Low-Latency HLS (LL-HLS)
Standard HLS has 6 s segments, 3-segment buffer = 18 s glass-to-glass. LL-HLS (Apple, 2019) introduces:
- Partial segments (chunks of ~250 ms) published as they encode, so the player fetches sub-segment intervals.
- Blocking playlist reload — manifest server holds the request until a new chunk is ready, eliminating poll-wait.
- Preload hints — manifest tells the player which next chunk to prefetch.
Result: ~3 s latency. Still slower than WebRTC (sub-second) but with HLS's CDN economics. WebRTC is the right choice for video conferencing where < 200 ms matters and audience size is bounded.
DRM: Widevine, PlayReady, FairPlay
Premium content (movies, sports rights) requires hardware-rooted DRM:
- Widevine — Google, mandatory on Android and Chrome. Three security levels: L1 (hardware-rooted, required for HD/4K), L2 (software with some hardware), L3 (pure software, SD only).
- PlayReady — Microsoft, Edge, Xbox, smart TVs.
- FairPlay — Apple, Safari + iOS + tvOS.
You must support all three to cover devices. Common Encryption (CENC) standardizes the bitstream so one encrypted file works with all three; only the key delivery differs. The license server issues short-lived keys per authenticated session, with policies (offline allowed, output protections, expiry).
The MPEG-DASH Manifest Model
The DASH .mpd is a hierarchy: Period → AdaptationSet → Representation → SegmentTemplate. Period boundaries enable splicing (ad insertion, content stitching). AdaptationSet groups alternatives the player chooses among (different bitrates of the same video; different audio languages). Representation is one rung; SegmentTemplate gives the URL pattern.

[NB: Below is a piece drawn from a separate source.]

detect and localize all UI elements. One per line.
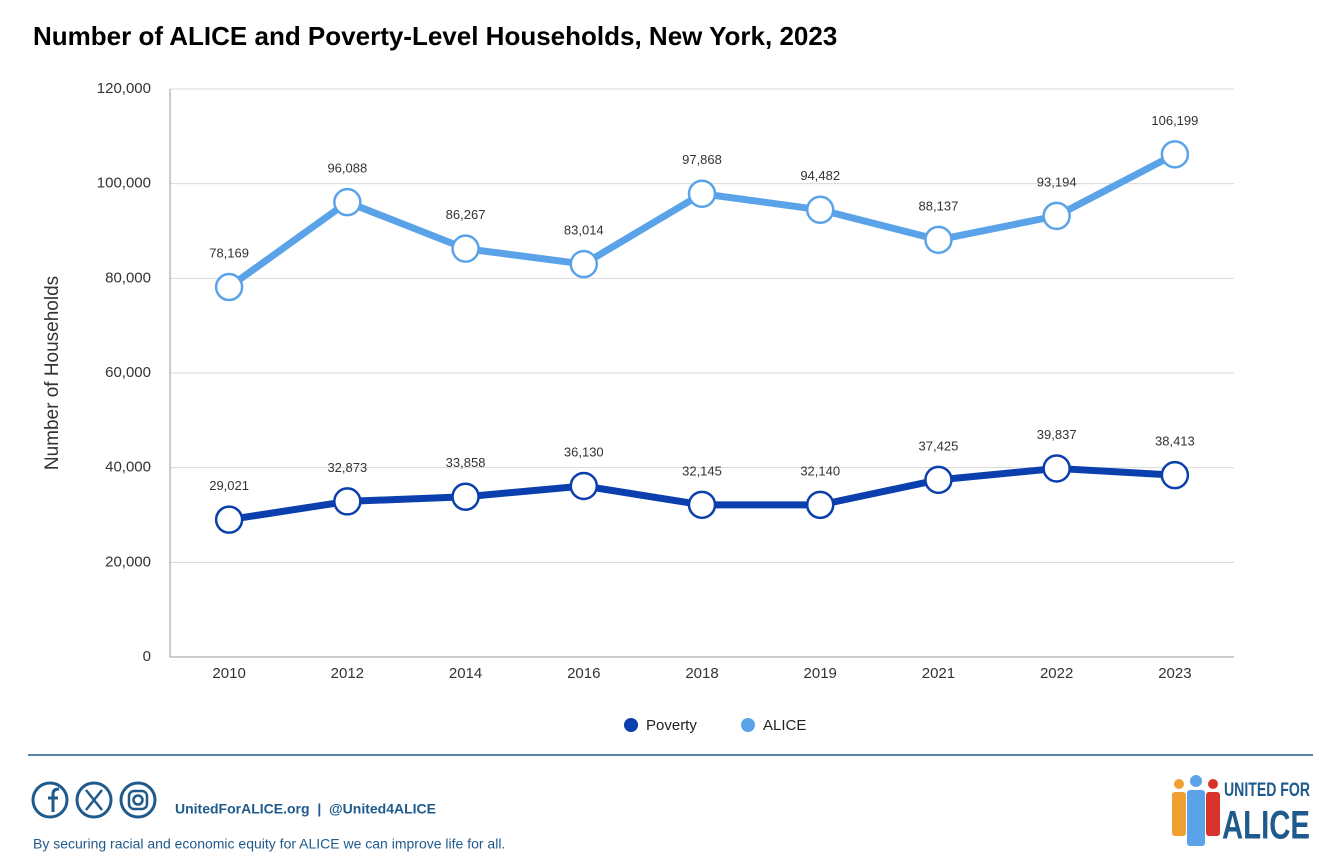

This expressiveness is why Netflix uses DASH: server-side ad insertion (SSAI), regional content variants, and stream switching are all manifest tricks rather than separate pipelines.
Failure Modes
- Origin shield miss — CDN miss storm during a live event hits origin with millions of RPS. Use tiered cache (regional shield) and pre-warm on schedule.
- Encoder fall-behind — live transcoder can't keep realtime; latency creeps. Auto-fail to a lower-quality fallback ladder while ops investigates.
- License server flood — major release; everyone hits the DRM endpoint at the same moment. Cache license metadata at edge; rate-limit per device.
- ABR oscillation — player flips rungs every segment. Buffer-aware ABR with dwell time on each rung; punish frequent switches in the cost function.
FAQ
Why not WebRTC for everything?
WebRTC is sub-second but uses peer-to-peer or SFU topology that doesn't scale to millions of viewers economically. HLS/DASH ride the CDN cost curve.
How big should segments be?
VOD: 6 s (legacy HLS). Live: 2–4 s (LL-HLS, partial segments give sub-second granularity). Smaller = lower latency, more requests; larger = better cache efficiency.
Storing or computing thumbnails?
Pre-extract thumbnail strips at upload time (one image with all timestamps tiled). Players use byte ranges to show scrub-thumbnails without per-frame requests.
How do you bill bandwidth?
Most CDNs charge per GB egress with regional pricing. Multi-CDN routing optimizes cost: cheap CDN for cold regions, premium for premium markets. Cost dominates infrastructure budget.